I don’t know how we made it out of there without anyone noticing us, but the next thing I knew we were driving. Above me, through the windows, I saw houses and trees, and eventually signs from businesses zipping past us. When I was sure I wasn’t going to pass out, I sat up and started checking behind us to see if anyone was following us.
But there was no one. Somehow, someway, Simon had pulled it off. He’d gotten me out of there.
I didn’t know how Agent Truman and his biohazard team expected to explain what they’d done when my mom and Grant got home to find their front door broken to smithereens, but that wasn’t really my problem.
To calm my beating heart, I dug my phone from my front pocket and checked the time. It was barely three in the afternoon, which meant that the schools were just letting out and most grown-ups were counting down the last hours of their workweek before the weekend.
Me, I was on the run from the NSA.
Simon’s eyes widened as he saw what I was doing. “You brought your phone? Jesus, Kyra. Have you used it? Did you call or text anyone since we left?”
Frowning, I shook my head. “No. I was just seeing what time it was.” But even as I said it, I realized what the problem was. Of course the NSA would be able to track my cell phone, the same way Agent Truman had been able to track down my phone number. Obviously, privacy wasn’t an issue for them. “Can they find us if I didn’t use it?”
Simon ran his hand over the top of his close-cropped hair. “They can do a lot of things.” He jerked the steering wheel hard to the right and slammed on the brakes, and then he held his hand out for it. “We can’t take the chance. We need to ditch it,” he demanded, but I was already ahead of him.
I’d taken a marker from his center console and was copying down on my hand the only two numbers—of the three in my contacts list—I didn’t have memorized. My mom’s number, which was new since I’d returned, and Tyler’s. My dad’s was the same as it had always been.
When I was finished, I handed him the phone. He opened his door and set it on the concrete, and then smashed it beneath the heel of his boot.

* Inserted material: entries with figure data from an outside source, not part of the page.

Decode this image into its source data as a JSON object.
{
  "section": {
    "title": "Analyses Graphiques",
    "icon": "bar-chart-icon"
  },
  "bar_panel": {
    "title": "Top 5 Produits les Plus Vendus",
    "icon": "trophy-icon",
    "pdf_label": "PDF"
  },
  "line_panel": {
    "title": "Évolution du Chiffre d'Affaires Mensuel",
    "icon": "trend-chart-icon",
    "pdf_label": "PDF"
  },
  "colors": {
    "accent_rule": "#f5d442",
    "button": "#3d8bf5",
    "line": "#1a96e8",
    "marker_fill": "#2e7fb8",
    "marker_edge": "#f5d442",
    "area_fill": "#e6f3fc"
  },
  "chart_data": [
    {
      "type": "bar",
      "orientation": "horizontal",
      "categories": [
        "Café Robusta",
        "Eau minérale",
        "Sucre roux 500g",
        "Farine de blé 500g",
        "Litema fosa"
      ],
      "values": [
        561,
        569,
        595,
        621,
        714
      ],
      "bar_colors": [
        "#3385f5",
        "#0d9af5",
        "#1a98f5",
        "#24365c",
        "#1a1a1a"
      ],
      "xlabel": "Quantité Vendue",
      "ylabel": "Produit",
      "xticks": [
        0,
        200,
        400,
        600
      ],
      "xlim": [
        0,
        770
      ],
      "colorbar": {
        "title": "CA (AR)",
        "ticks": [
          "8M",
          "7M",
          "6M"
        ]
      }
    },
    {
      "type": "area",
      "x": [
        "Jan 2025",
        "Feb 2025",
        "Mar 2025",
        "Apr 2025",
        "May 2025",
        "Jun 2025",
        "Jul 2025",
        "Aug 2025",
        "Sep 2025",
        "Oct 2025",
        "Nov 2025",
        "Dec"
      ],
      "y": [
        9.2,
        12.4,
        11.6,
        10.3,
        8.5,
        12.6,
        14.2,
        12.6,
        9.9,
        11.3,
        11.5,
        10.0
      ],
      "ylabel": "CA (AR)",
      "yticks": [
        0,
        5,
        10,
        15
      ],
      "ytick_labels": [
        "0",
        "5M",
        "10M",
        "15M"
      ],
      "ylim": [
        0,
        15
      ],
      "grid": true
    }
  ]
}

Simon pulled back onto the road and concentrated on driving, while I kept glancing behind us.
“Here,” Simon said, pulling onto a side road that looked a little like the alley Tyler had taken me down the night we’d gone to the used books store. It was wider and seemed more warehousey, though, which turned out to be the point when Simon hopped out and unlocked a tall metal door like the ones you see on storage lockers, the kind that are hinged and rolled up.
When he got back in, he parked the car inside the garage-like space, flipped a switch that illuminated a single bare bulb overhead, and dragged the metal door closed again. It didn’t exactly set me at ease.